Thursday, April 16, 2020

Did the Marine Corps Just Commit Suicide?

via Traditional Right.
Unfortunately, the mistakes here cut far deeper than fewer or more units of this or that. The proposed changes include three strategic errors, at least two of which are sufficient alone to put the Marine Corps’ continued existence in peril. They are:


Re-aligning the Corps to the NDS, which is to say focusing on war with China. We are not going to fight a war with China, because China is a nuclear power. Nuclear powers do not fight each other conventionally because the risk of escalation to nuclear war is too great. The whole NDS is a work of fiction, designed to justify patterns and levels of defense spending that flow out of the Cold War or in some cases (especially the Navy) World War II (a cynic might say all our services have become clubs for World War II reenactors). Worse still, General Berger’s changes build a fiction inside a fiction, namely that when we fight China the Marine Corps’ mission will be taking Chinese-held islands, presumably in the South China Sea. In the war with Japan, Marines took Japanese-held islands to create a chain leading to air bases that put us in bombing range of Japan. The islands now held by China, except Hainan, have no strategic significance. In World War II, we bypassed such islands (thereby undermining Japan’s strategy). Even Hainan is significant only as the base for the South China fleet. Fleets are mobile. If we took Hainan, it would simply sail north. What all this adds up to is re-configuring the Marine Corps for a campaign that makes no sense in a war that will not happen. That great blunder puts the Corp’s existence in peril.



So does a second blunder: focusing on “hi-tech” war built around long-range fires. The Marine Corps survived the 20th century because it offered capabilities the other services did not. The U.S. military already has a vast surplus of long-range fires, courtesy of the Navy and the Air Force. Now, with these changes, the Corps will define its capability as adding a pea-shooter to a broadside of 16-inch guns. Even if we take our fictitious scenario as real, the Chinese would not even notice the Marine Corps was involved. Becoming like the other services, a strategic blunder the Marine Corp began making in the mid-1990s and will now carry forward aggressively, means we won’t need a Marine Corps any more, except perhaps a battalion of embassy guards.

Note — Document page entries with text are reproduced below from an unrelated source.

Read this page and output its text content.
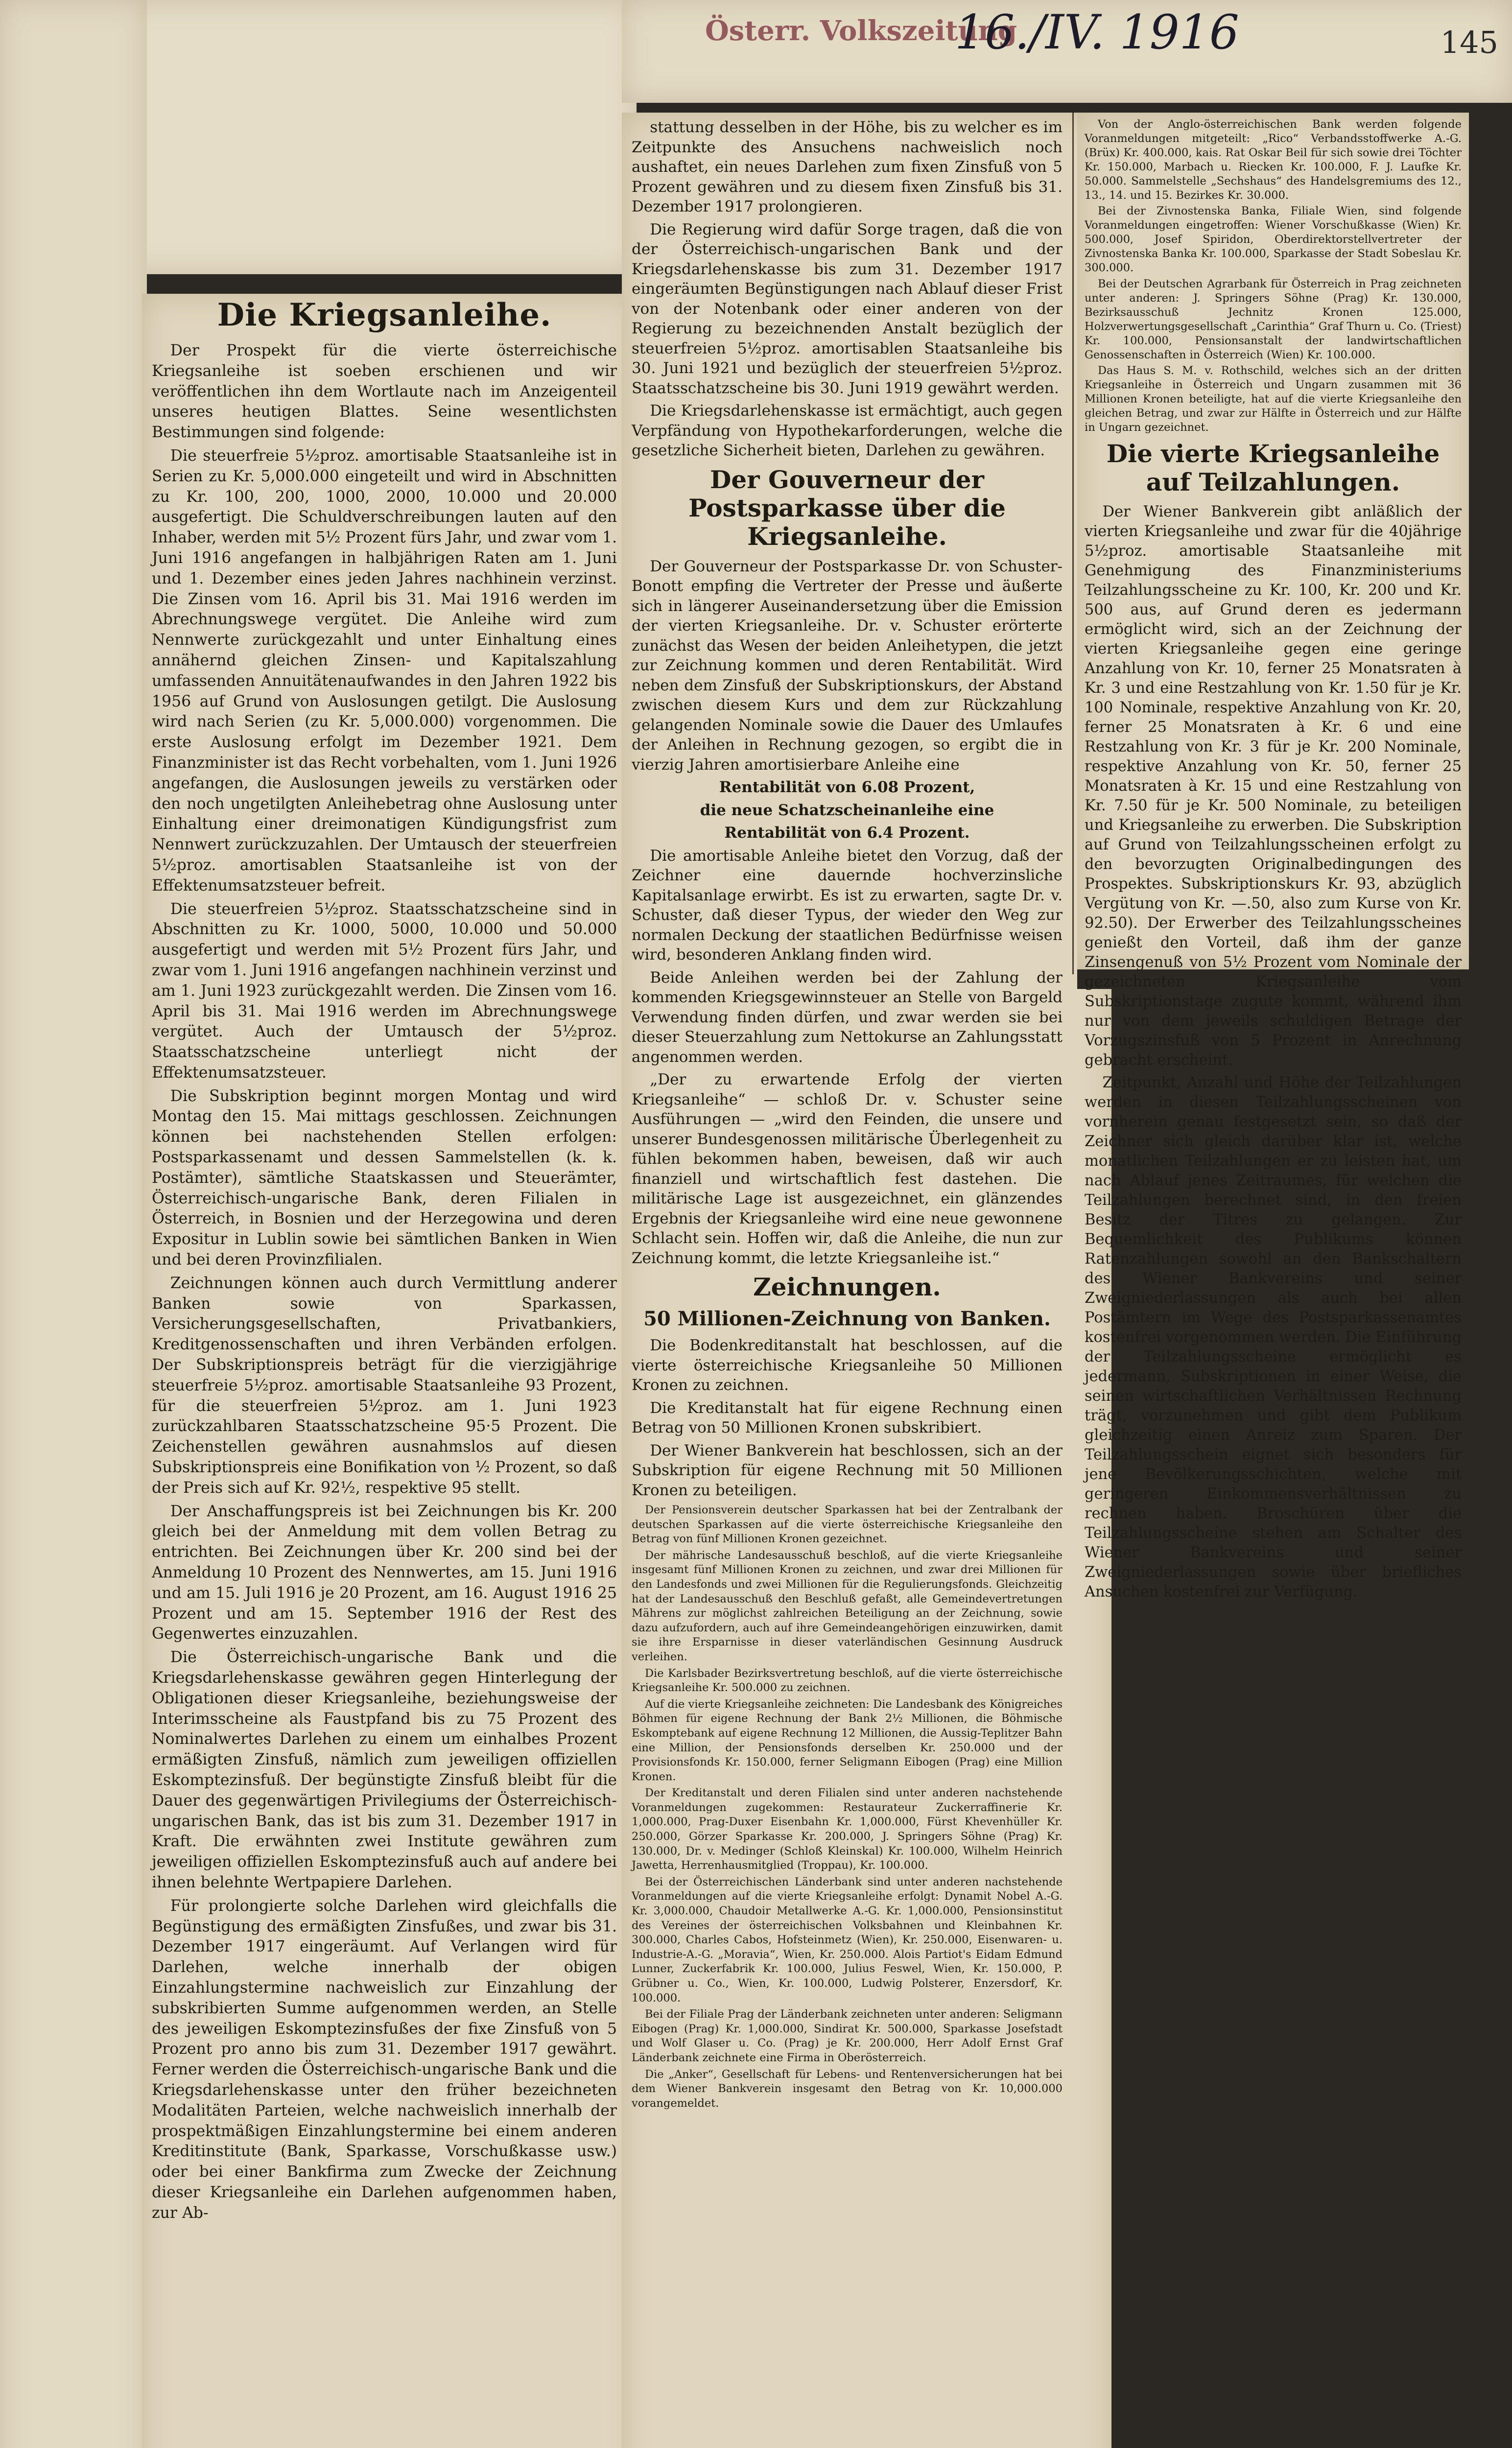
Österr. Volkszeitung
16./IV. 1916	145
Die Kriegsanleihe.

Der Prospekt für die vierte österreichische Kriegsanleihe ist soeben erschienen und wir veröffentlichen ihn dem Wortlaute nach im Anzeigenteil unseres heutigen Blattes. Seine wesentlichsten Bestimmungen sind folgende:

Die steuerfreie 5½proz. amortisable Staatsanleihe ist in Serien zu Kr. 5,000.000 eingeteilt und wird in Abschnitten zu Kr. 100, 200, 1000, 2000, 10.000 und 20.000 ausgefertigt. Die Schuldverschreibungen lauten auf den Inhaber, werden mit 5½ Prozent fürs Jahr, und zwar vom 1. Juni 1916 angefangen in halbjährigen Raten am 1. Juni und 1. Dezember eines jeden Jahres nachhinein verzinst. Die Zinsen vom 16. April bis 31. Mai 1916 werden im Abrechnungswege vergütet. Die Anleihe wird zum Nennwerte zurückgezahlt und unter Einhaltung eines annähernd gleichen Zinsen- und Kapitalszahlung umfassenden Annuitätenaufwandes in den Jahren 1922 bis 1956 auf Grund von Auslosungen getilgt. Die Auslosung wird nach Serien (zu Kr. 5,000.000) vorgenommen. Die erste Auslosung erfolgt im Dezember 1921. Dem Finanzminister ist das Recht vorbehalten, vom 1. Juni 1926 angefangen, die Auslosungen jeweils zu verstärken oder den noch ungetilgten Anleihebetrag ohne Auslosung unter Einhaltung einer dreimonatigen Kündigungsfrist zum Nennwert zurückzuzahlen. Der Umtausch der steuerfreien 5½proz. amortisablen Staatsanleihe ist von der Effektenumsatzsteuer befreit.

Die steuerfreien 5½proz. Staatsschatzscheine sind in Abschnitten zu Kr. 1000, 5000, 10.000 und 50.000 ausgefertigt und werden mit 5½ Prozent fürs Jahr, und zwar vom 1. Juni 1916 angefangen nachhinein verzinst und am 1. Juni 1923 zurückgezahlt werden. Die Zinsen vom 16. April bis 31. Mai 1916 werden im Abrechnungswege vergütet. Auch der Umtausch der 5½proz. Staatsschatzscheine unterliegt nicht der Effektenumsatzsteuer.

Die Subskription beginnt morgen Montag und wird Montag den 15. Mai mittags geschlossen. Zeichnungen können bei nachstehenden Stellen erfolgen: Postsparkassenamt und dessen Sammelstellen (k. k. Postämter), sämtliche Staatskassen und Steuerämter, Österreichisch-ungarische Bank, deren Filialen in Österreich, in Bosnien und der Herzegowina und deren Expositur in Lublin sowie bei sämtlichen Banken in Wien und bei deren Provinzfilialen.

Zeichnungen können auch durch Vermittlung anderer Banken sowie von Sparkassen, Versicherungsgesellschaften, Privatbankiers, Kreditgenossenschaften und ihren Verbänden erfolgen. Der Subskriptionspreis beträgt für die vierzigjährige steuerfreie 5½proz. amortisable Staatsanleihe 93 Prozent, für die steuerfreien 5½proz. am 1. Juni 1923 zurückzahlbaren Staatsschatzscheine 95·5 Prozent. Die Zeichenstellen gewähren ausnahmslos auf diesen Subskriptionspreis eine Bonifikation von ½ Prozent, so daß der Preis sich auf Kr. 92½, respektive 95 stellt.

Der Anschaffungspreis ist bei Zeichnungen bis Kr. 200 gleich bei der Anmeldung mit dem vollen Betrag zu entrichten. Bei Zeichnungen über Kr. 200 sind bei der Anmeldung 10 Prozent des Nennwertes, am 15. Juni 1916 und am 15. Juli 1916 je 20 Prozent, am 16. August 1916 25 Prozent und am 15. September 1916 der Rest des Gegenwertes einzuzahlen.

Die Österreichisch-ungarische Bank und die Kriegsdarlehenskasse gewähren gegen Hinterlegung der Obligationen dieser Kriegsanleihe, beziehungsweise der Interimsscheine als Faustpfand bis zu 75 Prozent des Nominalwertes Darlehen zu einem um einhalbes Prozent ermäßigten Zinsfuß, nämlich zum jeweiligen offiziellen Eskomptezinsfuß. Der begünstigte Zinsfuß bleibt für die Dauer des gegenwärtigen Privilegiums der Österreichisch-ungarischen Bank, das ist bis zum 31. Dezember 1917 in Kraft. Die erwähnten zwei Institute gewähren zum jeweiligen offiziellen Eskomptezinsfuß auch auf andere bei ihnen belehnte Wertpapiere Darlehen.

Für prolongierte solche Darlehen wird gleichfalls die Begünstigung des ermäßigten Zinsfußes, und zwar bis 31. Dezember 1917 eingeräumt. Auf Verlangen wird für Darlehen, welche innerhalb der obigen Einzahlungstermine nachweislich zur Einzahlung der subskribierten Summe aufgenommen werden, an Stelle des jeweiligen Eskomptezinsfußes der fixe Zinsfuß von 5 Prozent pro anno bis zum 31. Dezember 1917 gewährt. Ferner werden die Österreichisch-ungarische Bank und die Kriegsdarlehenskasse unter den früher bezeichneten Modalitäten Parteien, welche nachweislich innerhalb der prospektmäßigen Einzahlungstermine bei einem anderen Kreditinstitute (Bank, Sparkasse, Vorschußkasse usw.) oder bei einer Bankfirma zum Zwecke der Zeichnung dieser Kriegsanleihe ein Darlehen aufgenommen haben, zur Ab-

stattung desselben in der Höhe, bis zu welcher es im Zeitpunkte des Ansuchens nachweislich noch aushaftet, ein neues Darlehen zum fixen Zinsfuß von 5 Prozent gewähren und zu diesem fixen Zinsfuß bis 31. Dezember 1917 prolongieren.

Die Regierung wird dafür Sorge tragen, daß die von der Österreichisch-ungarischen Bank und der Kriegsdarlehenskasse bis zum 31. Dezember 1917 eingeräumten Begünstigungen nach Ablauf dieser Frist von der Notenbank oder einer anderen von der Regierung zu bezeichnenden Anstalt bezüglich der steuerfreien 5½proz. amortisablen Staatsanleihe bis 30. Juni 1921 und bezüglich der steuerfreien 5½proz. Staatsschatzscheine bis 30. Juni 1919 gewährt werden.

Die Kriegsdarlehenskasse ist ermächtigt, auch gegen Verpfändung von Hypothekarforderungen, welche die gesetzliche Sicherheit bieten, Darlehen zu gewähren.

Der Gouverneur der Postsparkasse über die Kriegsanleihe.

Der Gouverneur der Postsparkasse Dr. von Schuster-Bonott empfing die Vertreter der Presse und äußerte sich in längerer Auseinandersetzung über die Emission der vierten Kriegsanleihe. Dr. v. Schuster erörterte zunächst das Wesen der beiden Anleihetypen, die jetzt zur Zeichnung kommen und deren Rentabilität. Wird neben dem Zinsfuß der Subskriptionskurs, der Abstand zwischen diesem Kurs und dem zur Rückzahlung gelangenden Nominale sowie die Dauer des Umlaufes der Anleihen in Rechnung gezogen, so ergibt die in vierzig Jahren amortisierbare Anleihe eine

Rentabilität von 6.08 Prozent,

die neue Schatzscheinanleihe eine

Rentabilität von 6.4 Prozent.

Die amortisable Anleihe bietet den Vorzug, daß der Zeichner eine dauernde hochverzinsliche Kapitalsanlage erwirbt. Es ist zu erwarten, sagte Dr. v. Schuster, daß dieser Typus, der wieder den Weg zur normalen Deckung der staatlichen Bedürfnisse weisen wird, besonderen Anklang finden wird.

Beide Anleihen werden bei der Zahlung der kommenden Kriegsgewinnsteuer an Stelle von Bargeld Verwendung finden dürfen, und zwar werden sie bei dieser Steuerzahlung zum Nettokurse an Zahlungsstatt angenommen werden.

„Der zu erwartende Erfolg der vierten Kriegsanleihe“ — schloß Dr. v. Schuster seine Ausführungen — „wird den Feinden, die unsere und unserer Bundesgenossen militärische Überlegenheit zu fühlen bekommen haben, beweisen, daß wir auch finanziell und wirtschaftlich fest dastehen. Die militärische Lage ist ausgezeichnet, ein glänzendes Ergebnis der Kriegsanleihe wird eine neue gewonnene Schlacht sein. Hoffen wir, daß die Anleihe, die nun zur Zeichnung kommt, die letzte Kriegsanleihe ist.“

Zeichnungen.
50 Millionen-Zeichnung von Banken.

Die Bodenkreditanstalt hat beschlossen, auf die vierte österreichische Kriegsanleihe 50 Millionen Kronen zu zeichnen.

Die Kreditanstalt hat für eigene Rechnung einen Betrag von 50 Millionen Kronen subskribiert.

Der Wiener Bankverein hat beschlossen, sich an der Subskription für eigene Rechnung mit 50 Millionen Kronen zu beteiligen.

Der Pensionsverein deutscher Sparkassen hat bei der Zentralbank der deutschen Sparkassen auf die vierte österreichische Kriegsanleihe den Betrag von fünf Millionen Kronen gezeichnet.

Der mährische Landesausschuß beschloß, auf die vierte Kriegsanleihe insgesamt fünf Millionen Kronen zu zeichnen, und zwar drei Millionen für den Landesfonds und zwei Millionen für die Regulierungsfonds. Gleichzeitig hat der Landesausschuß den Beschluß gefaßt, alle Gemeindevertretungen Mährens zur möglichst zahlreichen Beteiligung an der Zeichnung, sowie dazu aufzufordern, auch auf ihre Gemeindeangehörigen einzuwirken, damit sie ihre Ersparnisse in dieser vaterländischen Gesinnung Ausdruck verleihen.

Die Karlsbader Bezirksvertretung beschloß, auf die vierte österreichische Kriegsanleihe Kr. 500.000 zu zeichnen.

Auf die vierte Kriegsanleihe zeichneten: Die Landesbank des Königreiches Böhmen für eigene Rechnung der Bank 2½ Millionen, die Böhmische Eskomptebank auf eigene Rechnung 12 Millionen, die Aussig-Teplitzer Bahn eine Million, der Pensionsfonds derselben Kr. 250.000 und der Provisionsfonds Kr. 150.000, ferner Seligmann Eibogen (Prag) eine Million Kronen.

Der Kreditanstalt und deren Filialen sind unter anderen nachstehende Voranmeldungen zugekommen: Restaurateur Zuckerraffinerie Kr. 1,000.000, Prag-Duxer Eisenbahn Kr. 1,000.000, Fürst Khevenhüller Kr. 250.000, Görzer Sparkasse Kr. 200.000, J. Springers Söhne (Prag) Kr. 130.000, Dr. v. Medinger (Schloß Kleinskal) Kr. 100.000, Wilhelm Heinrich Jawetta, Herrenhausmitglied (Troppau), Kr. 100.000.

Bei der Österreichischen Länderbank sind unter anderen nachstehende Voranmeldungen auf die vierte Kriegsanleihe erfolgt: Dynamit Nobel A.-G. Kr. 3,000.000, Chaudoir Metallwerke A.-G. Kr. 1,000.000, Pensionsinstitut des Vereines der österreichischen Volksbahnen und Kleinbahnen Kr. 300.000, Charles Cabos, Hofsteinmetz (Wien), Kr. 250.000, Eisenwaren- u. Industrie-A.-G. „Moravia“, Wien, Kr. 250.000. Alois Partiot's Eidam Edmund Lunner, Zuckerfabrik Kr. 100.000, Julius Feswel, Wien, Kr. 150.000, P. Grübner u. Co., Wien, Kr. 100.000, Ludwig Polsterer, Enzersdorf, Kr. 100.000.

Bei der Filiale Prag der Länderbank zeichneten unter anderen: Seligmann Eibogen (Prag) Kr. 1,000.000, Sindirat Kr. 500.000, Sparkasse Josefstadt und Wolf Glaser u. Co. (Prag) je Kr. 200.000, Herr Adolf Ernst Graf Länderbank zeichnete eine Firma in Oberösterreich.

Die „Anker“, Gesellschaft für Lebens- und Rentenversicherungen hat bei dem Wiener Bankverein insgesamt den Betrag von Kr. 10,000.000 vorangemeldet.

Von der Anglo-österreichischen Bank werden folgende Voranmeldungen mitgeteilt: „Rico“ Verbandsstoffwerke A.-G. (Brüx) Kr. 400.000, kais. Rat Oskar Beil für sich sowie drei Töchter Kr. 150.000, Marbach u. Riecken Kr. 100.000, F. J. Laufke Kr. 50.000. Sammelstelle „Sechshaus“ des Handelsgremiums des 12., 13., 14. und 15. Bezirkes Kr. 30.000.

Bei der Zivnostenska Banka, Filiale Wien, sind folgende Voranmeldungen eingetroffen: Wiener Vorschußkasse (Wien) Kr. 500.000, Josef Spiridon, Oberdirektorstellvertreter der Zivnostenska Banka Kr. 100.000, Sparkasse der Stadt Sobeslau Kr. 300.000.

Bei der Deutschen Agrarbank für Österreich in Prag zeichneten unter anderen: J. Springers Söhne (Prag) Kr. 130.000, Bezirksausschuß Jechnitz Kronen 125.000, Holzverwertungsgesellschaft „Carinthia“ Graf Thurn u. Co. (Triest) Kr. 100.000, Pensionsanstalt der landwirtschaftlichen Genossenschaften in Österreich (Wien) Kr. 100.000.

Das Haus S. M. v. Rothschild, welches sich an der dritten Kriegsanleihe in Österreich und Ungarn zusammen mit 36 Millionen Kronen beteiligte, hat auf die vierte Kriegsanleihe den gleichen Betrag, und zwar zur Hälfte in Österreich und zur Hälfte in Ungarn gezeichnet.

Die vierte Kriegsanleihe auf Teilzahlungen.

Der Wiener Bankverein gibt anläßlich der vierten Kriegsanleihe und zwar für die 40jährige 5½proz. amortisable Staatsanleihe mit Genehmigung des Finanzministeriums Teilzahlungsscheine zu Kr. 100, Kr. 200 und Kr. 500 aus, auf Grund deren es jedermann ermöglicht wird, sich an der Zeichnung der vierten Kriegsanleihe gegen eine geringe Anzahlung von Kr. 10, ferner 25 Monatsraten à Kr. 3 und eine Restzahlung von Kr. 1.50 für je Kr. 100 Nominale, respektive Anzahlung von Kr. 20, ferner 25 Monatsraten à Kr. 6 und eine Restzahlung von Kr. 3 für je Kr. 200 Nominale, respektive Anzahlung von Kr. 50, ferner 25 Monatsraten à Kr. 15 und eine Restzahlung von Kr. 7.50 für je Kr. 500 Nominale, zu beteiligen und Kriegsanleihe zu erwerben. Die Subskription auf Grund von Teilzahlungsscheinen erfolgt zu den bevorzugten Originalbedingungen des Prospektes. Subskriptionskurs Kr. 93, abzüglich Vergütung von Kr. —.50, also zum Kurse von Kr. 92.50). Der Erwerber des Teilzahlungsscheines genießt den Vorteil, daß ihm der ganze Zinsengenuß von 5½ Prozent vom Nominale der gezeichneten Kriegsanleihe vom Subskriptionstage zugute kommt, während ihm nur von dem jeweils schuldigen Betrage der Vorzugszinsfuß von 5 Prozent in Anrechnung gebracht erscheint.

Zeitpunkt, Anzahl und Höhe der Teilzahlungen werden in diesen Teilzahlungsscheinen von vornherein genau festgesetzt sein, so daß der Zeichner sich gleich darüber klar ist, welche monatlichen Teilzahlungen er zu leisten hat, um nach Ablauf jenes Zeitraumes, für welchen die Teilzahlungen berechnet sind, in den freien Besitz der Titres zu gelangen. Zur Bequemlichkeit des Publikums können Ratenzahlungen sowohl an den Bankschaltern des Wiener Bankvereins und seiner Zweigniederlassungen als auch bei allen Postämtern im Wege des Postsparkassenamtes kostenfrei vorgenommen werden. Die Einführung der Teilzahlungsscheine ermöglicht es jedermann, Subskriptionen in einer Weise, die seinen wirtschaftlichen Verhältnissen Rechnung trägt, vorzunehmen und gibt dem Publikum gleichzeitig einen Anreiz zum Sparen. Der Teilzahlungsschein eignet sich besonders für jene Bevölkerungsschichten, welche mit geringeren Einkommensverhältnissen zu rechnen haben. Broschüren über die Teilzahlungsscheine stehen am Schalter des Wiener Bankvereins und seiner Zweigniederlassungen sowie über briefliches Ansuchen kostenfrei zur Verfügung.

A third strategic blunder will probably not be noticed outside the Marine Corps but it will nonetheless reduce the value of what the Corps offers the nation. While the Commandant references maneuver warfare with regard to dispersing amphibious forces, a move that has merit, focusing on trading long-range fires with any opponent marks a return to a firepower/attrition understanding of war. In effect, it says future war will be a contest between trebuchets flinging pianos at each other. If we look around the world, that is not where war is going. In almost every case, state armed services that have vast superiority in long-range fires over their Fourth Generation opponents are losing, including us in Syria, Iraq, and Afghanistan. Doctrinally, the Commandant’s vision faces backwards.
Then this.

.....let the other services make the blunder of re-shaping themselves to accord with the fictional NDS and go instead where war is going, to become the nation’s force of choice for Fourth Generation war overseas. Just as the other services neglected amphibious warfare during the 1920s and ‘30s and the Marine Corps of that time created a unique capability the country ended up needing, so it can do the same now with 4GW. It need not follow the other lemmings over a cliff.
Here. 

The answer?

Yes.  The Marine Corps is committing suicide.

His solution?  Partially right.  10% chance of a direct confrontation with China. More likely is a fight with terrorists, Chinese proxies and rogue nations.

The USMC is gearing up for the wrong fight with the wrong force structure with the wrong equipment.

Reinforce the MEU by adding a fourth ship.  Go in the opposite direction and mech up.  The Wing is already reinforced but the Ground Combat Element has been neglected for over two decades.  Beef it up.  Increase cannons, get a decent 120mm mortar.  Get mobile on the ground and in the air (air is already covered).

Be prepared to fight hybrid terror forces and rogue nations with advanced weapons. 

Do all of the above and fighting the Chinese will be cake...if that fight comes in the next 20 - 30 years.